Спал Одиссей на деле около часа, но для него, по ощущениям, прошло не больше пяти минут. Сон его был жестоко прерван на каком-то интересном и приятном моменте резким звуком. В секунду после пробуждения юноша понял, что этот звук ему напомнил. Это было похоже на звук меча, который достали из ножен. И спустя почти еще секунду он убедился, что оказался практически прав, за исключением того, что это был не меч, а кинжал. Орудие спустя еще мгновение было приставлено к его горлу, и он оказался бессилен хоть как-либо этому сопротивляться.
– Если ты пошевелишься, – прошептал кто-то позади него. – Если ты двинешь хоть пальцем, хоть мускулом… Хоть ухом, клянусь, я прирежу тебя в мгновение ока. Я видела много таких, как ты. Крепких, высоких, с щечками, не знавшими ни дня голода. И все те из них, кто встал на моем пути, уже мертвы.
Спросонья Одиссей не понял, был ли это женский или мужской голос. Но затем, слегка опустив взгляд, увидел перед собой тонкое запястье с длинными пальцами, на которых были надеты три перстня в виде каких-то животных. Это была рука даже скорее не женщины, но девочки или девушки.
– Ты один здесь? – осведомилась незнакомка уже чуть громче.
Ее правая свободная рука (по-видимому, она была левшой) начала ощупывать его одежды. Когда она наклонилась, чтобы обыскать юношу, то Одиссей успел на мгновенье заметить уже недетскую, довольно развитую женскую грудь. Лица не было видно, но отчего-то он догадывался, что оно должно было быть достаточно миловидным.
При себе у Одиссея был небольшой кожный кошелек с несколькими серебряными и золотыми монетами, а также семейный кинжал, который по отцовской линии передавался из поколения в поколение. С него можно было довольно много выручить, если знать, к какому покупателю обратиться.
Одиссей сначала хотел помотать головой, но затем вспомнил, что его обещали убить при малейшем движении.
– Нет, – смог выдохнуть он. – Я здесь на охоте с другими мужчинами.
Говорить с приставленным лезвием к горлу было очень тяжело морально и физически. По его лбу начала стекать капля пота.
– Где же они все тогда? – с недоверием спросила девушка. Теперь он уже мог сказать наверняка.
– Они недалеко отсюда. Я отошел от остальных, чтобы отдохнуть.
– А ты знаешь, как опасен отдых в краю, где водятся дикие звери, вдали от друзей? – в голосе незнакомки слышались нотки презрения. Кинжал, однако, на мизерное расстояние отдалился от его глотки.
– Теперь знаю, – пробормотал Одиссей в ответ. – Если ты оставишь меня в покое и заберешь клинок, то, обещаю, тебя не будут преследовать.

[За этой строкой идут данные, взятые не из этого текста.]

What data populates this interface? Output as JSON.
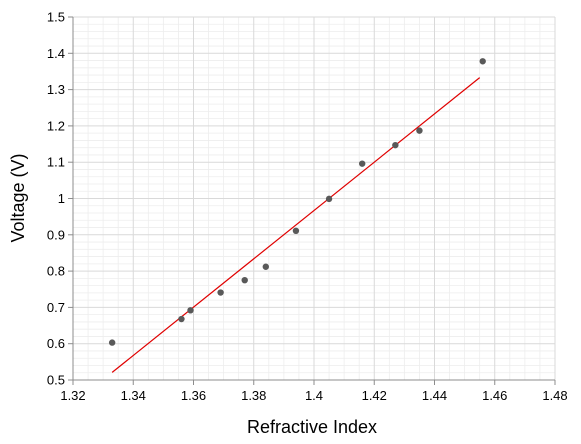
{
  "chart_data": {
    "type": "scatter",
    "title": "",
    "xlabel": "Refractive Index",
    "ylabel": "Voltage (V)",
    "xlim": [
      1.32,
      1.48
    ],
    "ylim": [
      0.5,
      1.5
    ],
    "x_ticks": [
      "1.32",
      "1.34",
      "1.36",
      "1.38",
      "1.4",
      "1.42",
      "1.44",
      "1.46",
      "1.48"
    ],
    "y_ticks": [
      "0.5",
      "0.6",
      "0.7",
      "0.8",
      "0.9",
      "1",
      "1.1",
      "1.2",
      "1.3",
      "1.4",
      "1.5"
    ],
    "grid": true,
    "legend": "none",
    "series": [
      {
        "points": [
          {
            "x": 1.333,
            "y": 0.603
          },
          {
            "x": 1.356,
            "y": 0.668
          },
          {
            "x": 1.359,
            "y": 0.692
          },
          {
            "x": 1.369,
            "y": 0.741
          },
          {
            "x": 1.377,
            "y": 0.775
          },
          {
            "x": 1.384,
            "y": 0.812
          },
          {
            "x": 1.394,
            "y": 0.911
          },
          {
            "x": 1.405,
            "y": 0.999
          },
          {
            "x": 1.416,
            "y": 1.096
          },
          {
            "x": 1.427,
            "y": 1.147
          },
          {
            "x": 1.435,
            "y": 1.187
          },
          {
            "x": 1.456,
            "y": 1.378
          }
        ],
        "color": "#595959"
      }
    ],
    "trendline": {
      "type": "linear",
      "from": {
        "x": 1.333,
        "y": 0.521
      },
      "to": {
        "x": 1.455,
        "y": 1.333
      },
      "color": "#e00000"
    },
    "colors": {
      "axis": "#8c8c8c",
      "major_grid": "#d9d9d9",
      "minor_grid": "#ededed"
    }
  }
}
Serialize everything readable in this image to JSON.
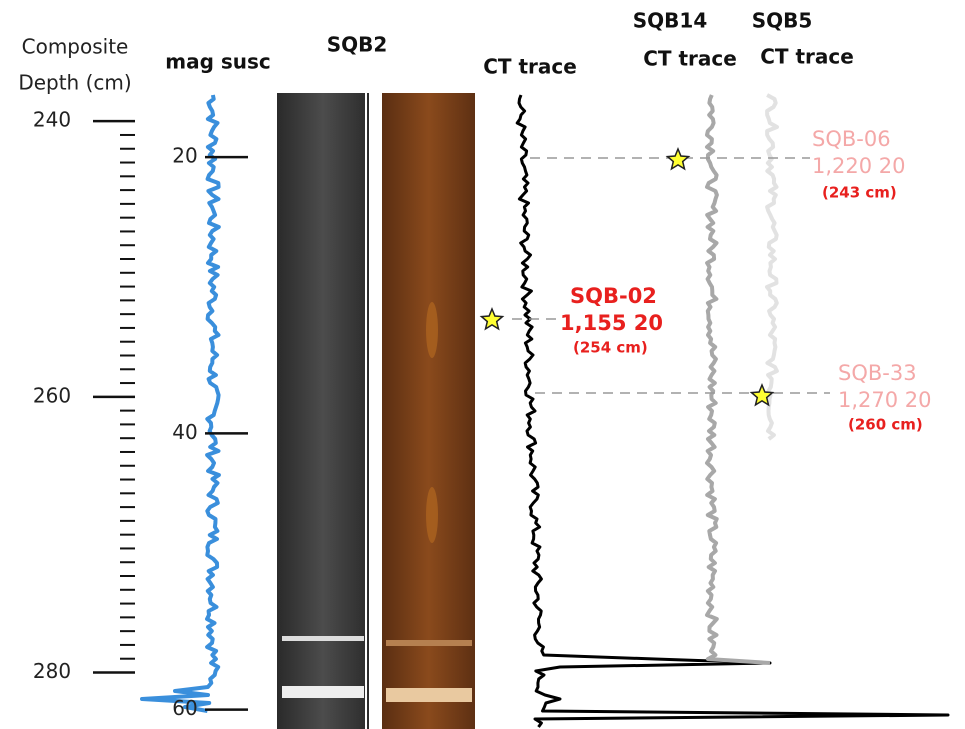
{
  "headers": {
    "composite": [
      "Composite",
      "Depth (cm)"
    ],
    "mag_susc": "mag susc",
    "core": "SQB2",
    "ct_trace": "CT trace",
    "sqb14": [
      "SQB14",
      "CT trace"
    ],
    "sqb5": [
      "SQB5",
      "CT trace"
    ]
  },
  "composite_axis": {
    "ylim": [
      238.1,
      284.1
    ],
    "ticks": [
      240,
      260,
      280
    ],
    "minor_ticks": [
      241,
      242,
      243,
      244,
      245,
      246,
      247,
      248,
      249,
      250,
      251,
      252,
      253,
      254,
      255,
      256,
      257,
      258,
      259,
      261,
      262,
      263,
      264,
      265,
      266,
      267,
      268,
      269,
      270,
      271,
      272,
      273,
      274,
      275,
      276,
      277,
      278,
      279
    ]
  },
  "core_axis": {
    "ylim": [
      15.5,
      61.4
    ],
    "ticks": [
      20,
      40,
      60
    ]
  },
  "dates": [
    {
      "sample": "SQB-06",
      "age": "1,220  20",
      "depth": "(243 cm)"
    },
    {
      "sample": "SQB-02",
      "age": "1,155  20",
      "depth": "(254 cm)"
    },
    {
      "sample": "SQB-33",
      "age": "1,270  20",
      "depth": "(260 cm)"
    }
  ]
}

Жизнь стала вдруг ему дорога, как никогда прежде. И, как ни стыдно было признаться, он был даже готов молить ее о пощаде.
– А как я узнаю, что ты не врешь?
– Я сделаю что угодно! – с мольбой в голосе воскликнул юноша. – Я поклянусь всеми богами, что никто не узнает о нашей встрече!
– Что угодно, говоришь?.. – вдруг хватка девушки ослабла. Она отстранилась, однако оружие не опустила. Теперь у нее была относительно двойная вооруженность, и этого, видимо, хватило ей для ощущения собственной безопасности.
Одиссей, приподнявшись на локтях, с опаской повернул сначала голову, а затем и все тело к своей захватчице. Опираясь на руки, он сел на корточки прямо напротив нее. И в ту же секунду все его существо словно пронзили тысячи молний Зевса. Он застыл, пораженный тем созданием, что видел впервые в своей жизни.